«A Dio tutto è possibile»
«Apud Deum omnĭa possibilĭa sunt»
XX Settimana del Tempo Ordinario – Mt 19,23-30
In quel tempo, Gesù disse ai suoi discepoli: «In verità io vi dico: difficilmente un ricco entrerà nel regno dei cieli. Ve lo ripeto: è più facile che un cammello passi per la cruna di un ago, che un ricco entri nel regno di Dio». A queste parole i discepoli rimasero molto stupiti e dicevano: «Allora, chi può essere salvato?». Gesù li guardò e disse: «Questo è impossibile agli uomini, ma a Dio tutto è possibile». Allora Pietro gli rispose: «Ecco, noi abbiamo lasciato tutto e ti abbiamo seguito; che cosa dunque ne avremo?». E Gesù disse loro: «In verità io vi dico: voi che mi avete seguito, quando il Figlio dell’uomo sarà seduto sul trono della sua gloria, alla rigenerazione del mondo, siederete anche voi su dodici troni a giudicare le dodici tribù d’Israele. Chiunque avrà lasciato case, o fratelli, o sorelle, o padre, o madre, o figli, o campi per il mio nome, riceverà cento volte tanto e avrà in eredità la vita eterna. Molti dei primi saranno ultimi e molti degli ultimi saranno primi».
Il commento di Massimiliano Zupi
Alla domanda del giovane ricco contenuta nel Vangelo di ieri − «che cosa fare di buono per avere la vita eterna?» (Mt 19, 16) − il brano di oggi giunge a dare, per bocca di Pietro, una risposta terribile: nessuno può salvarsi. In effetti, la storia dell’umanità e l’esistenza dei singoli sembrano confermare un simile giudizio.
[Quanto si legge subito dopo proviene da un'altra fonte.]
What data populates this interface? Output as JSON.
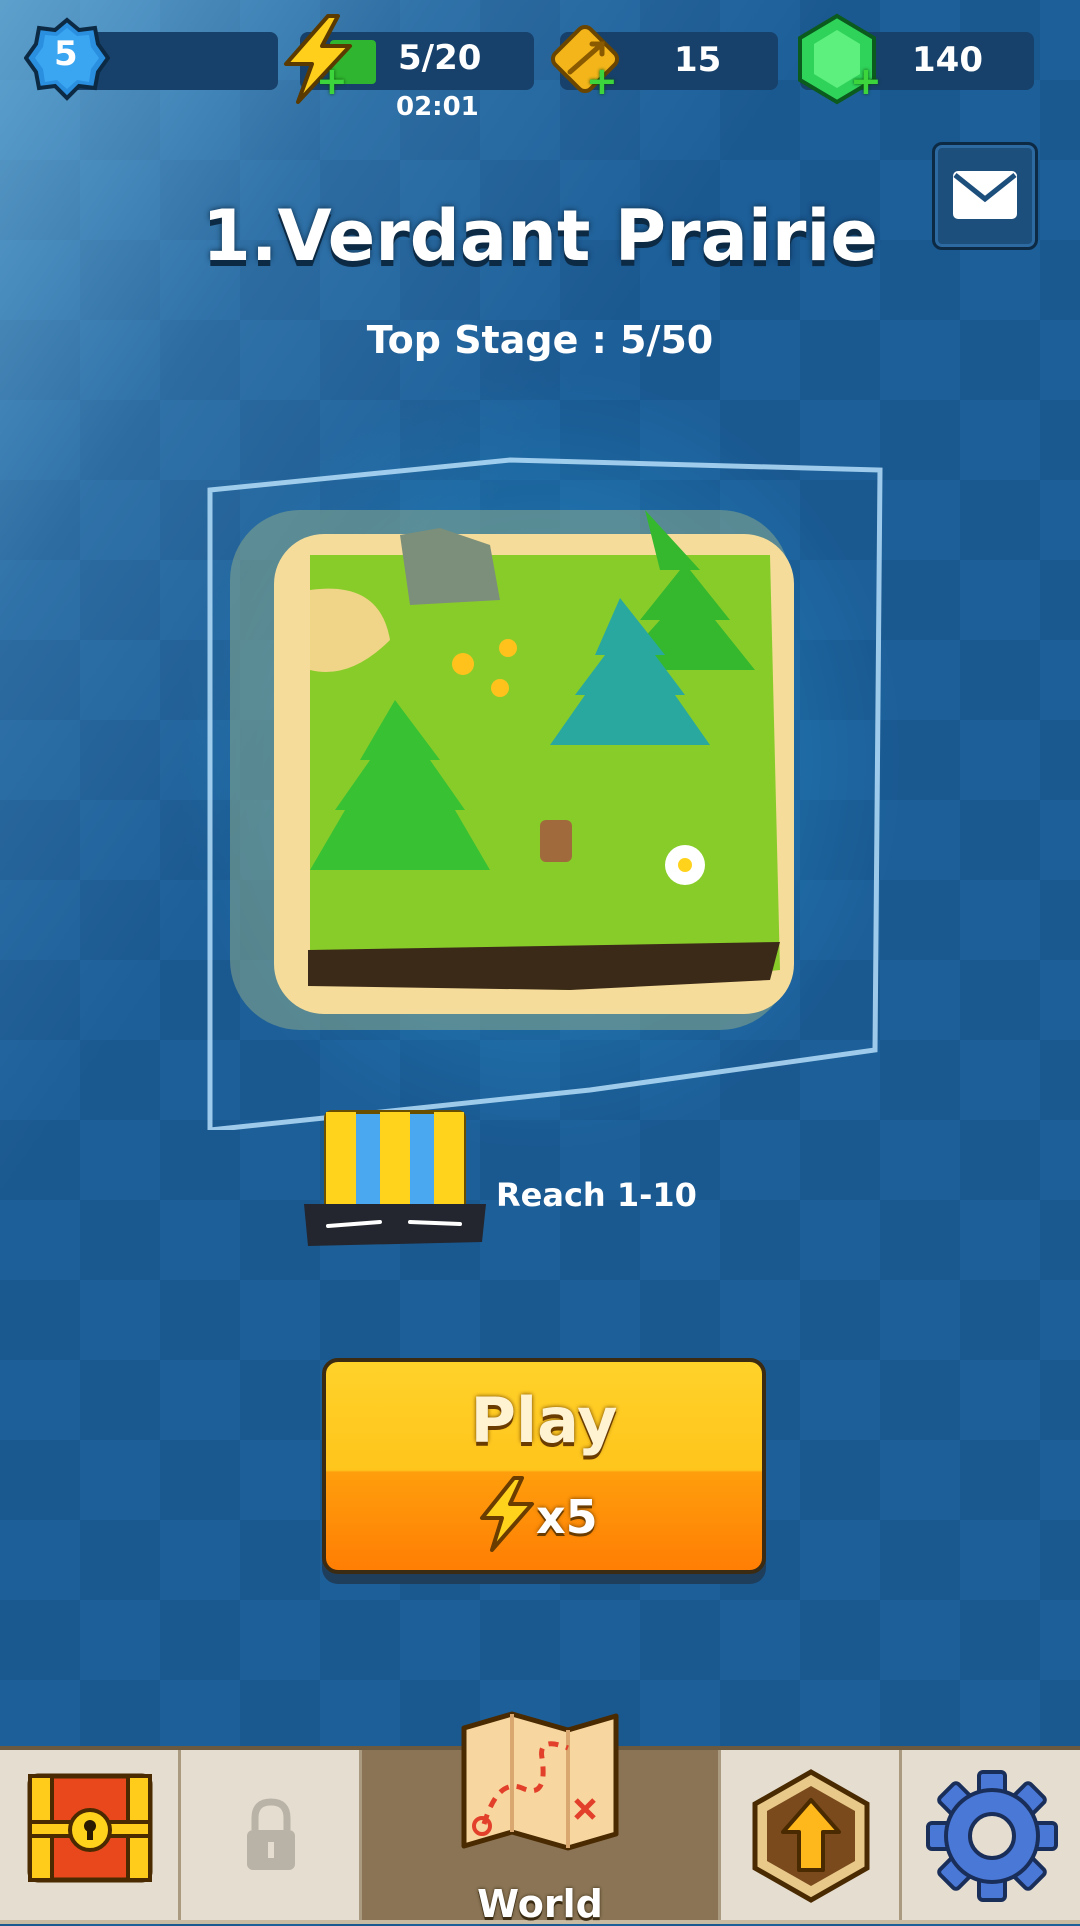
{
  "top_bar": {
    "level": "5",
    "energy": {
      "value": "5/20",
      "timer": "02:01"
    },
    "arrows": "15",
    "gems": "140"
  },
  "stage": {
    "title": "1.Verdant Prairie",
    "top_stage": "Top Stage : 5/50"
  },
  "reward": {
    "label": "Reach 1-10"
  },
  "play": {
    "label": "Play",
    "cost": "x5"
  },
  "nav": {
    "world_label": "World"
  },
  "colors": {
    "accent_orange": "#ff9e0c",
    "accent_yellow": "#ffd22a",
    "background_blue": "#1d5f99"
  },
  "icons": [
    "level-badge-icon",
    "energy-icon",
    "arrow-ticket-icon",
    "gem-icon",
    "mail-icon",
    "chest-icon",
    "lock-icon",
    "map-icon",
    "upgrade-icon",
    "settings-icon"
  ]
}
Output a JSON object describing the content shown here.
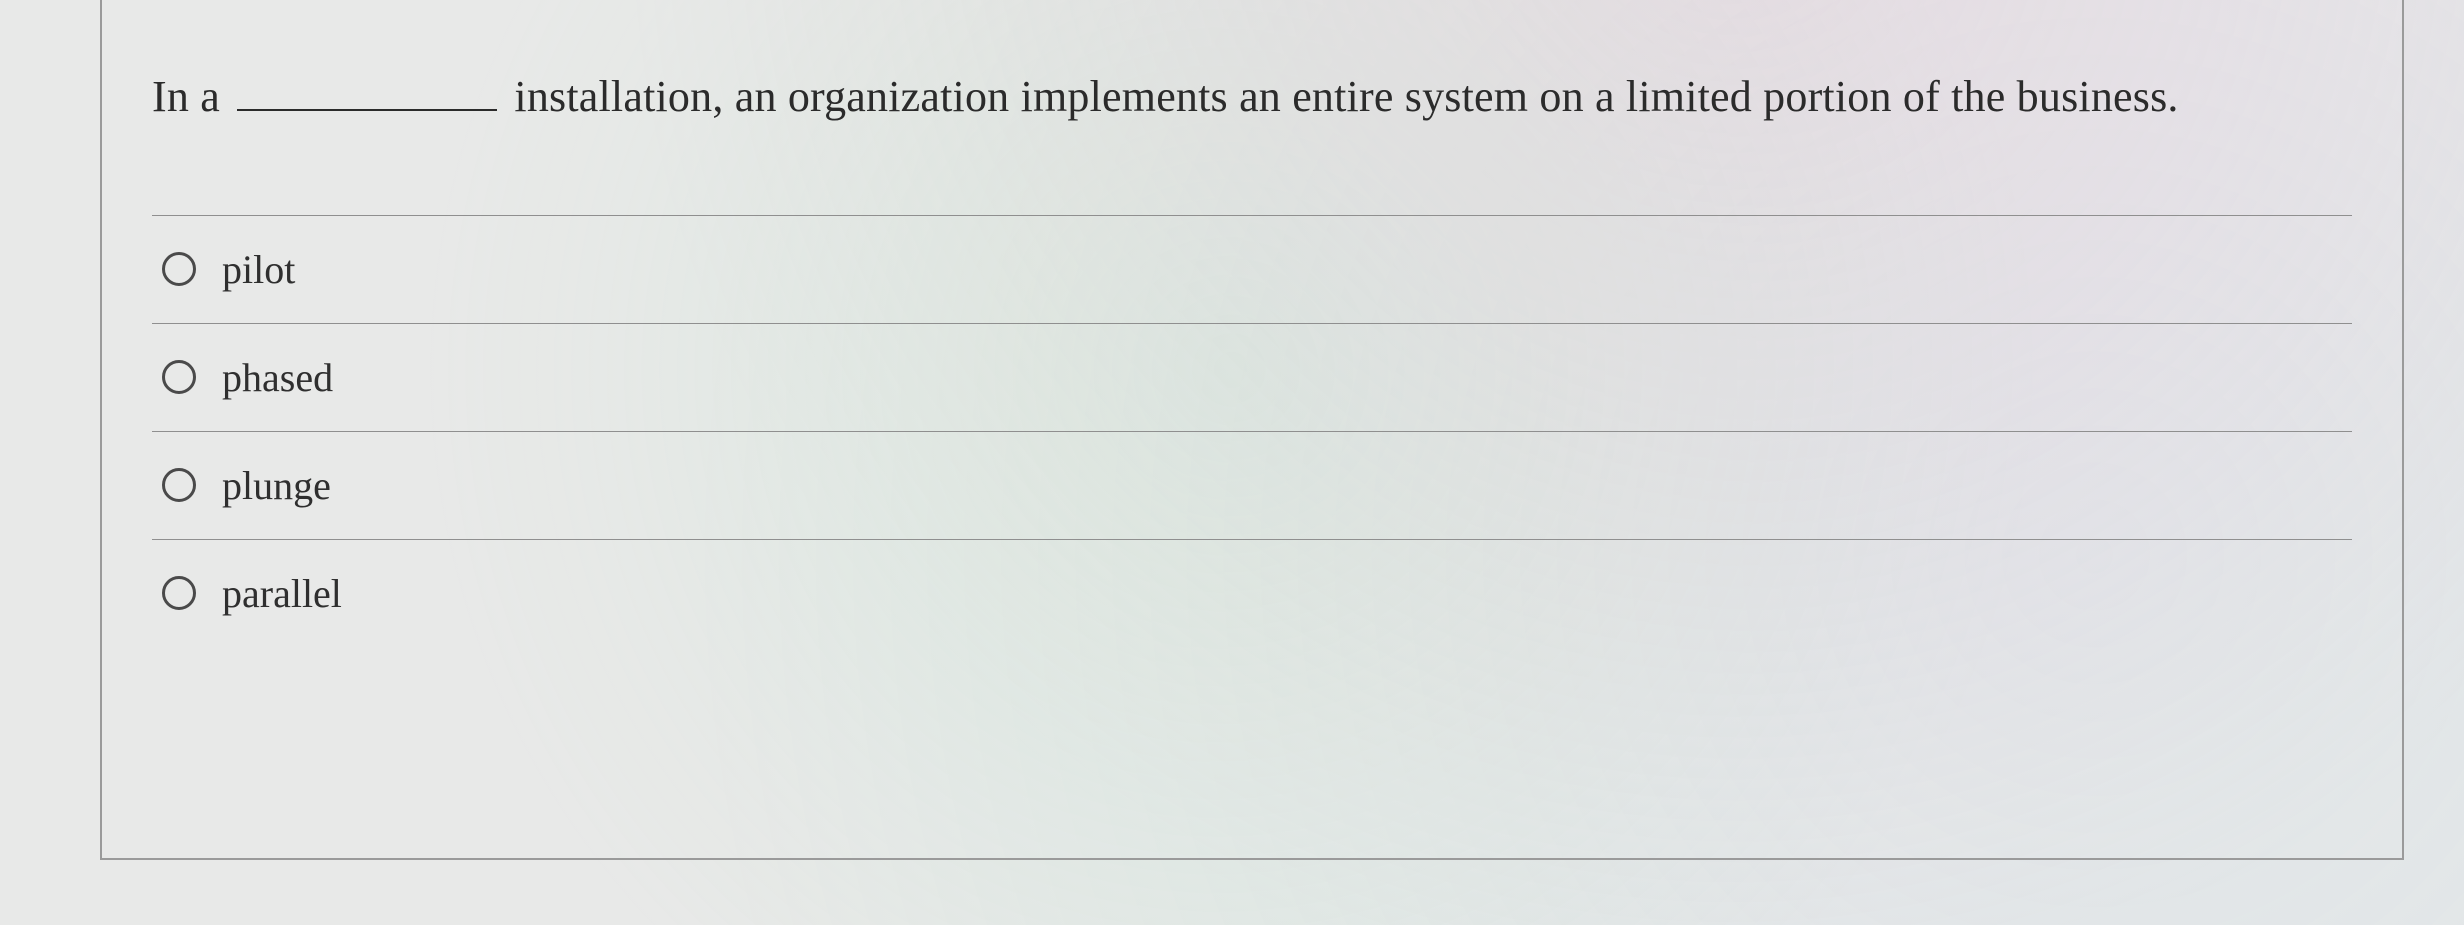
{
  "question": {
    "pre": "In a",
    "post": "installation, an organization implements an entire system on a limited portion of the business."
  },
  "options": [
    {
      "label": "pilot"
    },
    {
      "label": "phased"
    },
    {
      "label": "plunge"
    },
    {
      "label": "parallel"
    }
  ]
}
Quanto agli uomini, sono una massa damnatiōnis, una massa di dannati; per quanto riguarda i singoli, nessuno fa il bene, neppure uno (Sal 14/13,3; 53/52,4).
Tuttavia, al termine della pericope, inaspettato viene aperto un varco alla speranza: quel che è impossibile agli uomini, è possibile a Dio. Altrimenti, del resto, il testo che leggiamo non si chiamerebbe evangelo, buona notizia. Il versetto è la trascrizione in positivo di quanto, nel Vangelo di Luca, l’angelo dichiara a Maria: «Nulla è impossibile a Dio» (1,37). In effetti, se è impossibile per l’uomo condurre una esistenza degna della salvezza, non lo è meno concepire dentro di sé Dio e generarlo al mondo. Non solo, ma ricevere la vita eterna significa poi proprio questo: diventare come Dio, capaci di generare vita come lui la genera.
Non a caso, Maria è la prima ad essere salvata. Ma, appunto, come è possibile tutto ciò? Solo grazie a Dio: solo cioè se ci è rivolta personalmente la sua Parola (Mt 4,19; 9,9), se il suo sguardo ci raggiunge dentro (Mc 10,21), se la sua ombra ci ricopre (Lc 1,35; Mc 9,7) e il suo tocco ci sfiora (L 7,14). Ma di nuovo: come si realizza tutto ciò? Certo, a volte può essere direttamente opera di Dio, una sua iniziativa: così è stato per Maria, per Paolo e per tanti santi del passato e del presente.
Il più delle volte, però, la realizzazione avviene attraverso la mediazione degli uomini: Dio arriva a toccare il cuore attraverso l’annuncio di un predicatore (At 8,35), la liturgia di una comunità, le opere di un credente. L’opera di salvezza si realizza attraverso la cooperazione degli uomini! Del resto, proprio per questo siamo detti essere ad immagine di Dio (Gn 1,26-27): non abbassiamo dunque la nostra destinazione, non veniamo meno alla nostra chiamata, diveniamo ciò per cui siamo fatti!